Uber is investigating moral decision making frameworks for AI agents.
One of the most discussed debates in tech ethics is the question whether AI can ever make ethical decisions. The difficulty surrounding this question, is that ethics are often context-bound; which is difficult to program-for. Furthermore, ethical decisions are often ambiguous (what one person thinks is ethical, another person thinks is not).
To determine whether AI could ever be ethical, researchers often suggest applying existing ethical frameworks to AI's decision-making. However, in their latest findings, Uber researchers found that human beings are often inconsistent in their views and use different ethical frameworks based on different contexts. Machines must equally be able to adopt different frameworks on different occasions, and current approaches do not meet these requirements.

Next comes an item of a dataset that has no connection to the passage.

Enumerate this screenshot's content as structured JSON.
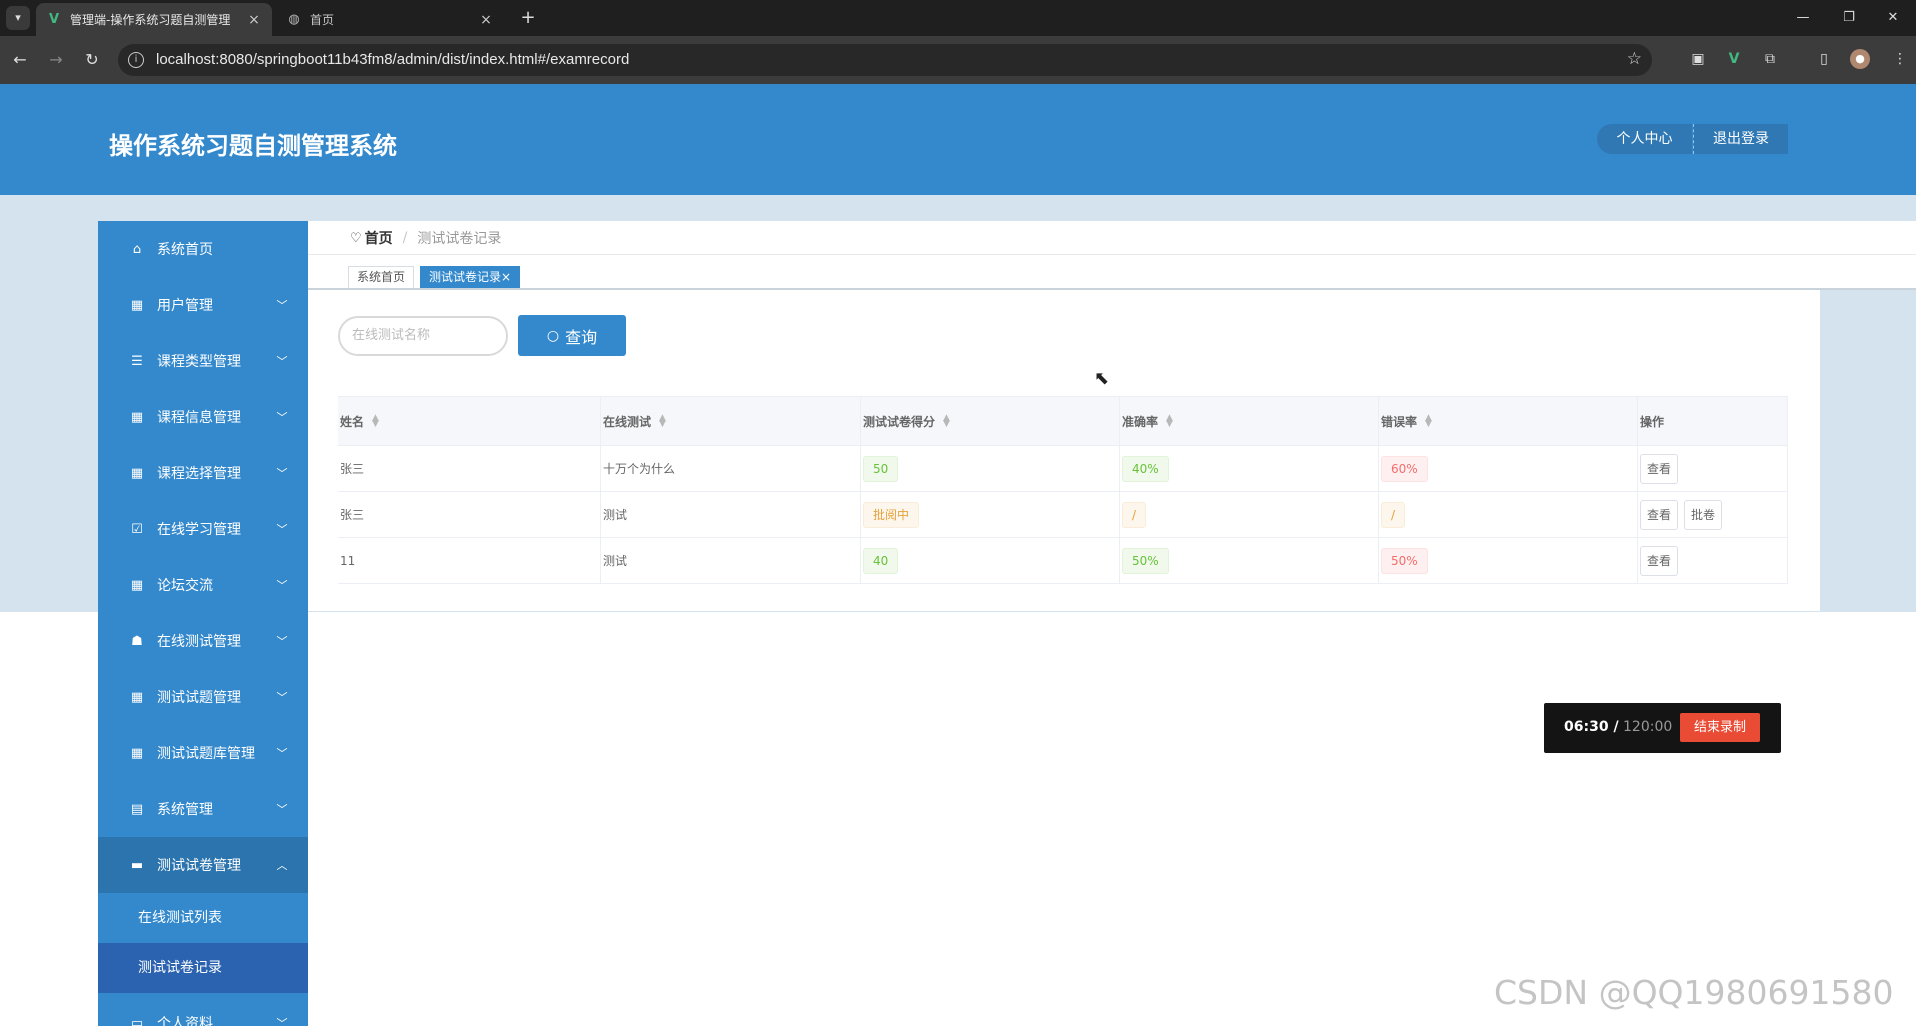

This is not a ground-breaking finding, but more interesting is that as part of the research Uber is now working on a “plan to test algorithms for moral uncertainty (and machine ethics in general) in more complex domains", in order to develop new ethical decision-making frameworks for applications in AI.
It's still a bit vague, so we’re looking forward to keeping an eye on how that research goes! - Read more on Venturebeat.
Disclaimer
This list is by no means exhaustive and, to keep this post within a reasonable length, we have left out some stories.
All the articles in this post have been gathered through a variety, but still limited number, of news sources including Arxiv (research papers), Next Reality, Road to VR, Tech Crunch, Tech Talks, The Next Web, Venturebeat, Virtual Reality Times, VR Focus, and Wired.